Setelah makan malam, Li berinisiatif untuk mencari Bingmei, dan berkata, "Bisakah kamu membawaku ke Tianzu yang kamu sebutkan? Di sana orang tuaku dulu bekerja."


Bingmei menjawab: "Tidak, jangan salahkan saya karena kejam. Tim Langit adalah tempat rahasia. Anggota Non-Sky Team tidak bisa masuk. Terlebih lagi, Anda bahkan tidak berkewarganegaraan China."


Saya mengharapkan hasil ini, dan mengangguk agak mencela diri sendiri: "Tidak apa-apa, saya hanya akan bertanya."


“Mengapa kamu ingin pergi ke Tianzu?” Jiang Siming bertanya saat ini.


Setelah ragu-ragu sejenak, dia menundukkan kepalanya dan berkata, "Saya ingin melihat makam orang-orang yang dibunuh oleh orang tua saya.

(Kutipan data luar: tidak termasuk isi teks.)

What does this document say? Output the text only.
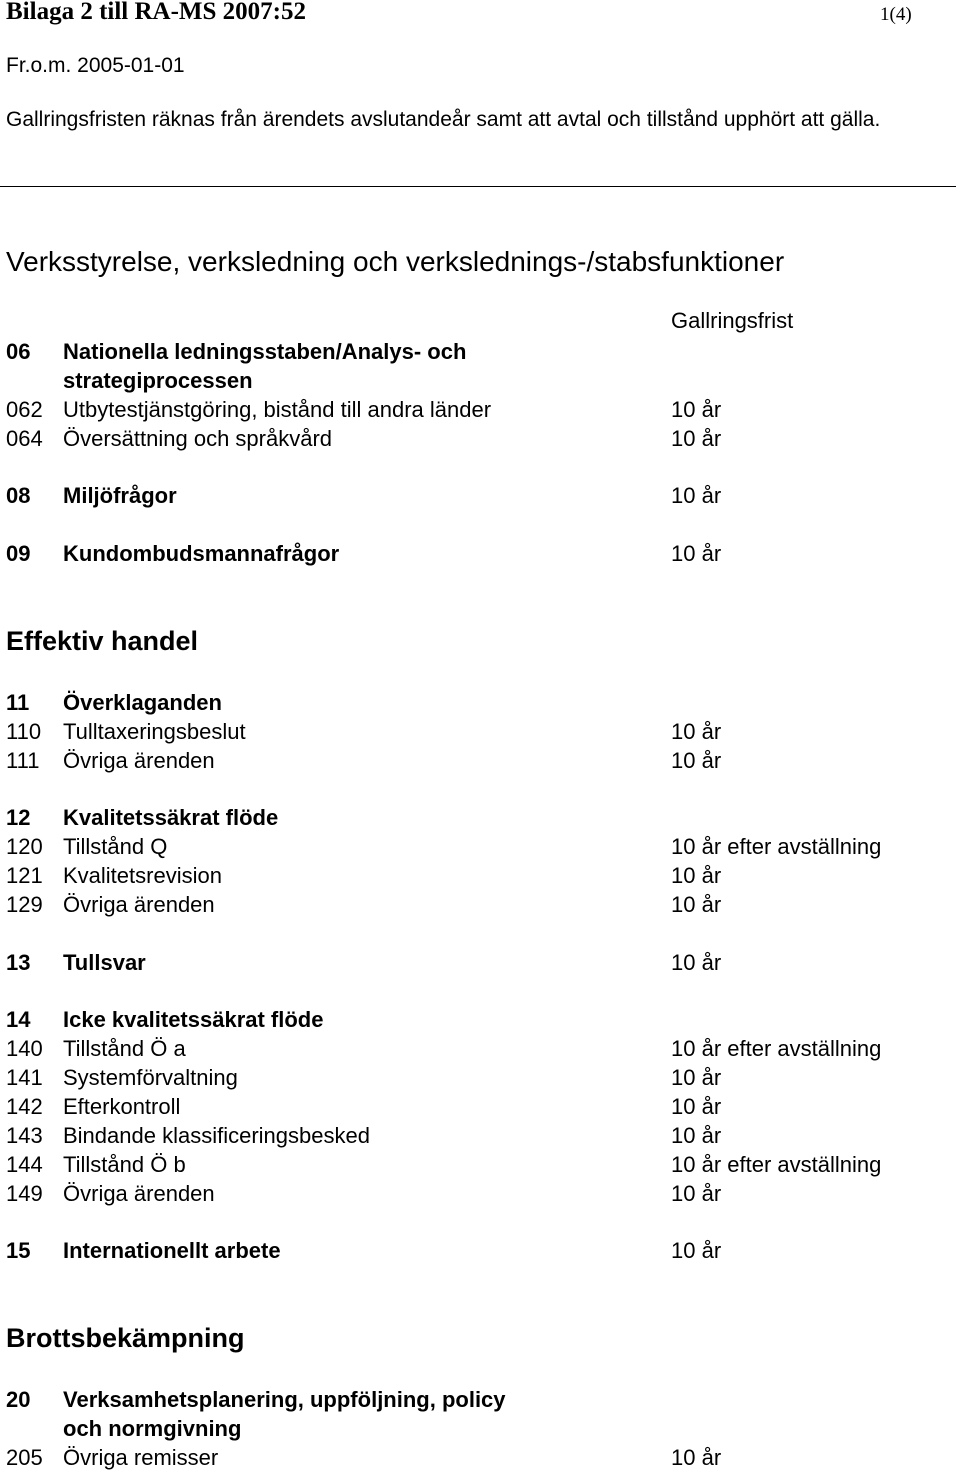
Bilaga 2 till RA-MS 2007:52	1(4)
Fr.o.m. 2005-01-01
Gallringsfristen räknas från ärendets avslutandeår samt att avtal och tillstånd upphört att gälla.
Verksstyrelse, verksledning och verkslednings-/stabsfunktioner
Gallringsfrist
06 Nationella ledningsstaben/Analys- och
strategiprocessen
062 Utbytestjänstgöring, bistånd till andra länder	10 år
064 Översättning och språkvård	10 år
08 Miljöfrågor	10 år
09 Kundombudsmannafrågor	10 år
Effektiv handel
11 Överklaganden
110 Tulltaxeringsbeslut	10 år
111 Övriga ärenden	10 år
12 Kvalitetssäkrat flöde
120 Tillstånd Q	10 år efter avställning
121 Kvalitetsrevision	10 år
129 Övriga ärenden	10 år
13 Tullsvar	10 år
14 Icke kvalitetssäkrat flöde
140 Tillstånd Ö a	10 år efter avställning
141 Systemförvaltning	10 år
142 Efterkontroll	10 år
143 Bindande klassificeringsbesked	10 år
144 Tillstånd Ö b	10 år efter avställning
149 Övriga ärenden	10 år
15 Internationellt arbete	10 år
Brottsbekämpning
20 Verksamhetsplanering, uppföljning, policy
och normgivning
205 Övriga remisser	10 år
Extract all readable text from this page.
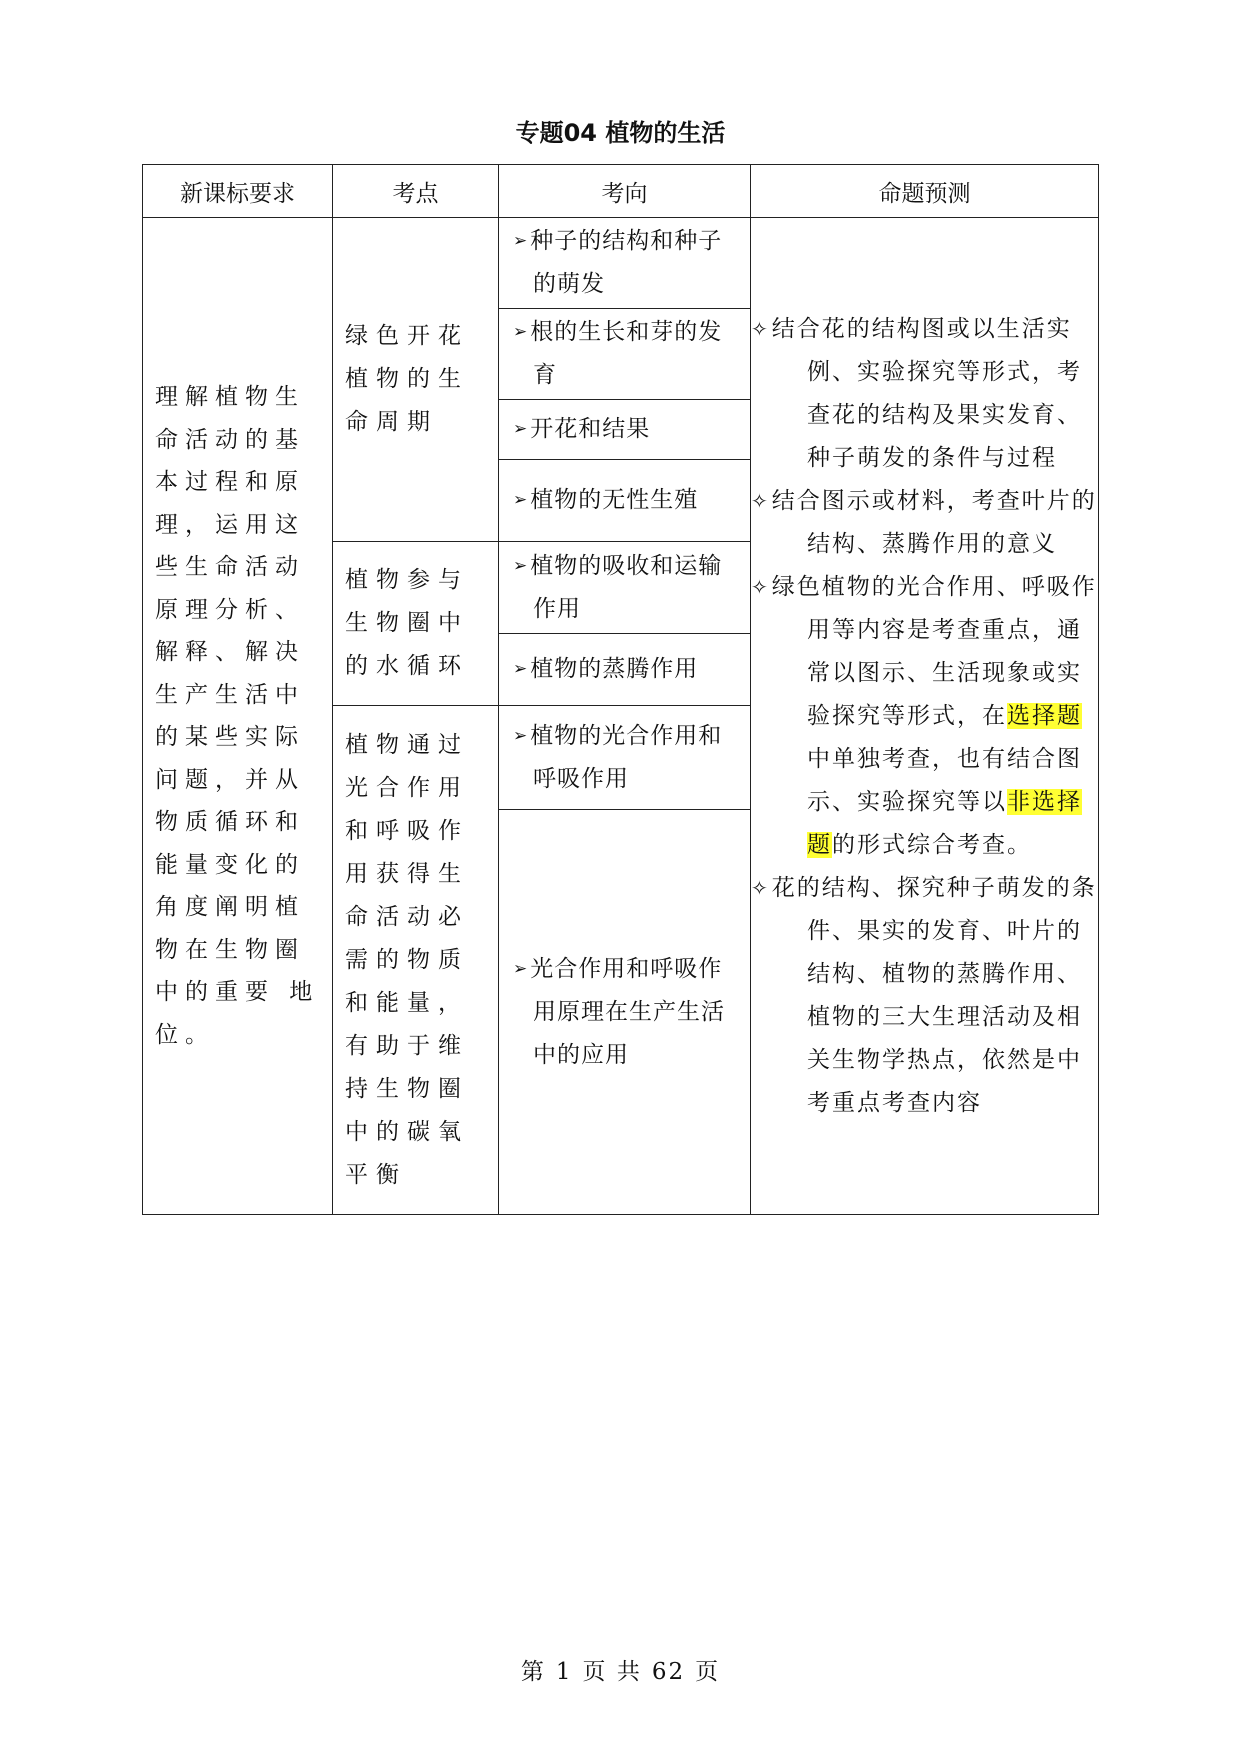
专题04 植物的生活
新课标要求	考点	考向	命题预测

理解植物生命活动的基本过程和原理，运用这些生命活动原理分析、解释、解决生产生活中的某些实际问题，并从物质循环和能量变化的角度阐明植物在生物圈中的重要 地位。	绿色开花植物的生命周期	➢种子的结构和种子的萌发	✧结合花的结构图或以生活实例、实验探究等形式，考查花的结构及果实发育、种子萌发的条件与过程
✧结合图示或材料，考查叶片的结构、蒸腾作用的意义
✧绿色植物的光合作用、呼吸作用等内容是考查重点，通常以图示、生活现象或实验探究等形式，在选择题中单独考查，也有结合图示、实验探究等以非选择题的形式综合考查。
✧花的结构、探究种子萌发的条件、果实的发育、叶片的结构、植物的蒸腾作用、植物的三大生理活动及相关生物学热点，依然是中考重点考查内容

		➢根的生长和芽的发育	

		➢开花和结果	

		➢植物的无性生殖	

	植物参与生物圈中的水循环	➢植物的吸收和运输作用	

		➢植物的蒸腾作用	

	植物通过光合作用和呼吸作用获得生命活动必需的物质和能量，有助于维持生物圈中的碳氧平衡	➢植物的光合作用和呼吸作用	

		➢光合作用和呼吸作用原理在生产生活中的应用	
第 1 页 共 62 页
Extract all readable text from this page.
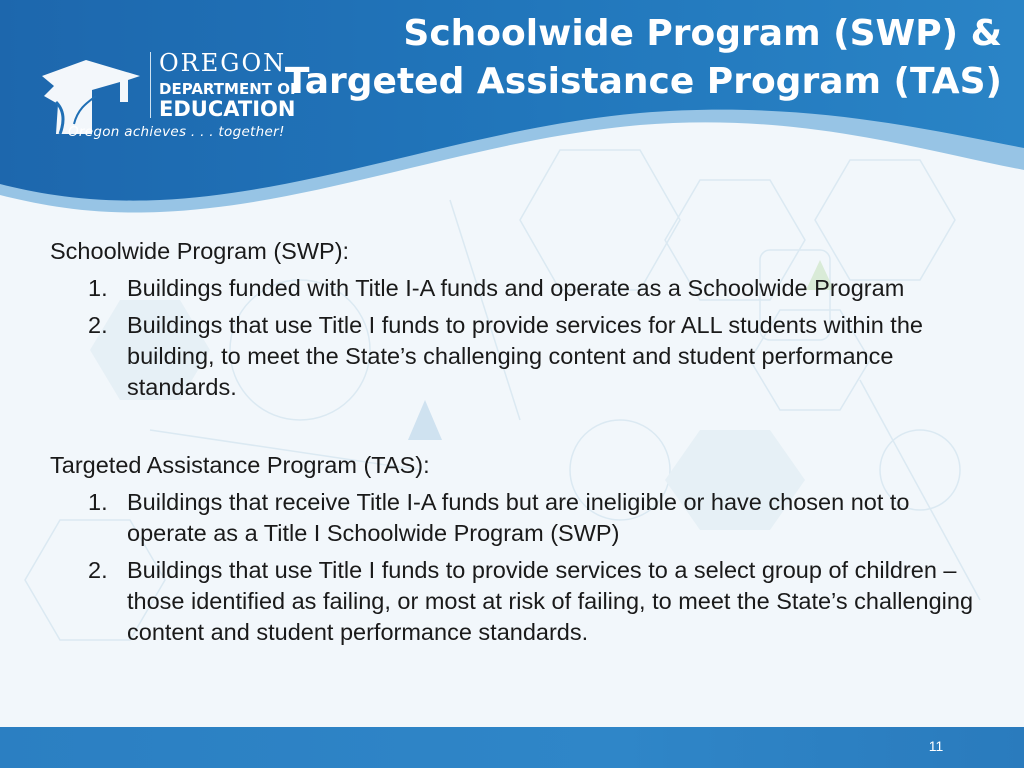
OREGON
DEPARTMENT OF
EDUCATION
Oregon achieves . . . together!
Schoolwide Program (SWP) &
Targeted Assistance Program (TAS)

Schoolwide Program (SWP):

1. Buildings funded with Title I-A funds and operate as a Schoolwide Program
2. Buildings that use Title I funds to provide services for ALL students within the building, to meet the State’s challenging content and student performance standards.

Targeted Assistance Program (TAS):

1. Buildings that receive Title I-A funds but are ineligible or have chosen not to operate as a Title I Schoolwide Program (SWP)
2. Buildings that use Title I funds to provide services to a select group of children – those identified as failing, or most at risk of failing, to meet the State’s challenging content and student performance standards.
11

Saya ingin mengatakan kepada mereka ... maaf untuk orang tua saya."


"Saya tahu orang tua saya pasti sangat tertarik untuk mengatakan ini, tetapi mereka sudah mati, meskipun mereka tidak mati, mereka tidak memenuhi syarat untuk melihat orang-orang yang terbunuh, tetapi saya ingin mengunjungi mereka untuk mereka dan meminta maaf kepada mereka."


Jiang Siming merenung sejenak, dan berkata, "Ini bukan tidak mungkin, saya akan menelepon dulu."


Jiang Siming tidak melakukan segalanya untuk menjemput gadis-gadis.


Itu adalah sesuatu yang terlibat dalam pemisahan orang tua, yang sebenarnya mempengaruhi banyak orang yang tidak bersalah.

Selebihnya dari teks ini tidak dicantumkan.